A strength of the current study is the inclusion of a large number of people with type 1 and long-standing insulin-treated type 2 diabetes and two matched control groups without diabetes, studied under the same experimental conditions, which permitted direct comparisons. There are also limitations. These include the one-step design, that precluded us from investigating potential differences in glycaemic thresholds for the responses between the groups. Another limitation is the relative high blood glucose level at the start of the experiment in the group with type 1 diabetes, since a more profound fall in plasma glucose may be expected to trigger counterregulation at higher glucose levels. However, we expect that keeping all participants at a euglycaemic level for 30 min before proceeding to induce hypoglycaemia helped minimizing this risk. Furthermore, the difference in plasma insulin levels between people with type 1 and type 2 diabetes and their control groups during the experiments may be a limitation. However, the crossover sub-study in healthy controls comparing the effect of the two infusion rates resulted in comparable results, suggesting that a two-fold difference in insulin infusion rate cannot explain differences between the two diabetes groups in this study. Although there were no differences in the responses to hypoglycaemia in the sub-study comparing the two different insulin infusion rates, the sub-study was not powered to detect minor differences.
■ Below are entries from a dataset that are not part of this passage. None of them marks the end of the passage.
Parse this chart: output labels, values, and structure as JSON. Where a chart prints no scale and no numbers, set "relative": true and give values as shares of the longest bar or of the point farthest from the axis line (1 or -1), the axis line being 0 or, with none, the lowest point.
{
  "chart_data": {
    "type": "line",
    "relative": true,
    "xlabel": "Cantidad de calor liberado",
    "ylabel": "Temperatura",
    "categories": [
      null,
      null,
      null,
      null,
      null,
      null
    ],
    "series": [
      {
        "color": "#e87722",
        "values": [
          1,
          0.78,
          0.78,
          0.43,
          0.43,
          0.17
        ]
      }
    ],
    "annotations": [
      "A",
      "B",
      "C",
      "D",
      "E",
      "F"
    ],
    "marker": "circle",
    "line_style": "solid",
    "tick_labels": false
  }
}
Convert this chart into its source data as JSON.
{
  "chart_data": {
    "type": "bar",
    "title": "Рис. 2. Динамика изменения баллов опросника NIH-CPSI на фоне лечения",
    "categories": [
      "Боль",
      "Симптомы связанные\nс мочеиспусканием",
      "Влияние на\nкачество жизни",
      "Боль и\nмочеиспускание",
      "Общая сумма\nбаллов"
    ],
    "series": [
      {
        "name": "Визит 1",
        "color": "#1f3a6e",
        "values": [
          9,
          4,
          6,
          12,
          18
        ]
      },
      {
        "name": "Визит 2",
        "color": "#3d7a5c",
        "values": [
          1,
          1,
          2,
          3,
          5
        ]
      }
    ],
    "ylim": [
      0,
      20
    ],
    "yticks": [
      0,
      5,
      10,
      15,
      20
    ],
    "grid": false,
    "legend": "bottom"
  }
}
In conclusion, this comparative study showed modest attenuation of glucagon, adrenaline, and symptom responses to hypoglycaemia in people with type 1 diabetes and preserved responses in longstanding insulin-treated type 2 diabetes, possibly as a consequence of preserved beta cell function. In people with type 1 diabetes, hypothetically this may be due to a reduction of the hypoglycaemic burden in recent years by newer insulins and use of insulin pumps and CGM. These findings may explain differences in clinical risk of severe hypoglycaemia between people with type 1 or type 2 diabetes, irrespective of the use of insulin. Understanding diversity and causality in glucose counterregulation in diabetes merits further research.